Wie spät war es eigentlich? Ich schaute auf den Wecker. Es war viertel nach vier, also legte ich mich wieder hin. Meine Gedanken kreisten noch eine ganze Weile um den Traum, bevor ich einschlief.
Trotz der Unterbrechung, hatte ich keine Probleme am nächsten Morgen aufzustehen. Seit zwei Tagen regnete es ohne Unterbrechung und der Wetterbericht versprach keine Besserung.
Es war auch der erste Tag an dem Charly und ich nur noch die Treppe zu unserer Arbeit nehmen wollten. Ich war ein wenig überrascht als ich ankam, denn ich rechnete damit, dass Charly das Ganze nicht durch ziehen würde. Doch er wartete brav vor dem Treppenaufgang. Wir entschieden uns, es am Anfang gemütlich angehen zu lassen. Deswegen brauchten wir eine Weile, bis wir ganz oben waren. Charly atmete hörbar schwerer als sonst.
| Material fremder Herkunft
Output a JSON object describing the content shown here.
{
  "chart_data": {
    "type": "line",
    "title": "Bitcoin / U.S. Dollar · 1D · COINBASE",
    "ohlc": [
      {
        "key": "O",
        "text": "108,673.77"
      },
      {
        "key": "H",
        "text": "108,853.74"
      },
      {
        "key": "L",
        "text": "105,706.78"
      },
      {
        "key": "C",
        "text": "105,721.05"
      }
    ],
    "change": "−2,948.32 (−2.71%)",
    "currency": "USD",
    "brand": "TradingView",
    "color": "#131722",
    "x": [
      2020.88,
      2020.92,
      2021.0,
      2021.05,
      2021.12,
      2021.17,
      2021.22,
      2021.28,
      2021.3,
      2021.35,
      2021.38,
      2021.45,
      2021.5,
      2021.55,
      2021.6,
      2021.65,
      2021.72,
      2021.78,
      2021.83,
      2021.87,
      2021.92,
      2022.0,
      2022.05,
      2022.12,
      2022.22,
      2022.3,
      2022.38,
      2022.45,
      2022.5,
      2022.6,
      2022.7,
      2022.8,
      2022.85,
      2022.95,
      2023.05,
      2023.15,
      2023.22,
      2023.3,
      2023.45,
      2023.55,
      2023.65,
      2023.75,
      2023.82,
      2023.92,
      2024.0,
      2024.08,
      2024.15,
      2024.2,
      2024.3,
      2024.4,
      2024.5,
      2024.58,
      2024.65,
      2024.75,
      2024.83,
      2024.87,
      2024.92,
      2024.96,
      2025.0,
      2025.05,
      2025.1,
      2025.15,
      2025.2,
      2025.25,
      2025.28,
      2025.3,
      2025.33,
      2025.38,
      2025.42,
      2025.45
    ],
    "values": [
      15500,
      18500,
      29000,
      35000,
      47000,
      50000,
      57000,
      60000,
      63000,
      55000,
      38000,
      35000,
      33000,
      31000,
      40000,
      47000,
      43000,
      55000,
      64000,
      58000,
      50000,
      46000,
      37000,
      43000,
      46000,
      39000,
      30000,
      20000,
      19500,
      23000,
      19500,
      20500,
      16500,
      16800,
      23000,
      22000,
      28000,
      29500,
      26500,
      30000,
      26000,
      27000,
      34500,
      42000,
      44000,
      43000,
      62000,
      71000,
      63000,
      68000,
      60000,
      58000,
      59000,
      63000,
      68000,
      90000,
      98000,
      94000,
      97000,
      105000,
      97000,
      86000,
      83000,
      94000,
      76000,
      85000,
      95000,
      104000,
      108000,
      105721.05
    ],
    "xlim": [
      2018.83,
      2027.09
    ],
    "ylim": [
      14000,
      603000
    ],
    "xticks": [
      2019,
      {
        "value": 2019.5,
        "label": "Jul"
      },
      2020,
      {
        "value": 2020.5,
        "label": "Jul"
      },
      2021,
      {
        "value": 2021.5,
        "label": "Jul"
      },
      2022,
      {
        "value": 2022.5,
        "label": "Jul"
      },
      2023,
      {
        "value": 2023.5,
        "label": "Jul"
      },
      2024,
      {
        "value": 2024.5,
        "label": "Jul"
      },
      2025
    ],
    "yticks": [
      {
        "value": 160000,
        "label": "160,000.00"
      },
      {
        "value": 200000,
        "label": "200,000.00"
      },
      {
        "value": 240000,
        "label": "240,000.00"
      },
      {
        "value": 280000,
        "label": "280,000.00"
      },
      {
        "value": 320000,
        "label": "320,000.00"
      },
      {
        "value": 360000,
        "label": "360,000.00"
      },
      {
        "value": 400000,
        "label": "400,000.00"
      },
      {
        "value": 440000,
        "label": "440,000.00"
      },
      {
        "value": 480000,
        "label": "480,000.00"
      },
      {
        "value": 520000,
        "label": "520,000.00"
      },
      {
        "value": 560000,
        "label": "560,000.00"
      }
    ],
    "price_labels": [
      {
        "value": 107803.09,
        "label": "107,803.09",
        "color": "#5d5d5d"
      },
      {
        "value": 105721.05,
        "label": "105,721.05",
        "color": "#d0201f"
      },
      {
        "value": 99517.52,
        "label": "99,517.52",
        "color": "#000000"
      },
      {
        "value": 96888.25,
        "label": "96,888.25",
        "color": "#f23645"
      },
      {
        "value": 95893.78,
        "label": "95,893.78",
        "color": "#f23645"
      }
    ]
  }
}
Frau Meyer kam ein weiteres Mal nicht pünktlich. Gerade als sich Charly aufregen wollte, gingen die Fahrstuhltüren auf. Im Fahrstuhl war niemand geringeres als Frau Meyer, diesmal nur mit Jeans, einen schlichten Pullover und einem Blazer bekleidet. Sie sah richtig sexy darin aus. Ohne ein Wort der Entschuldigung, schloss sie die Tür auf.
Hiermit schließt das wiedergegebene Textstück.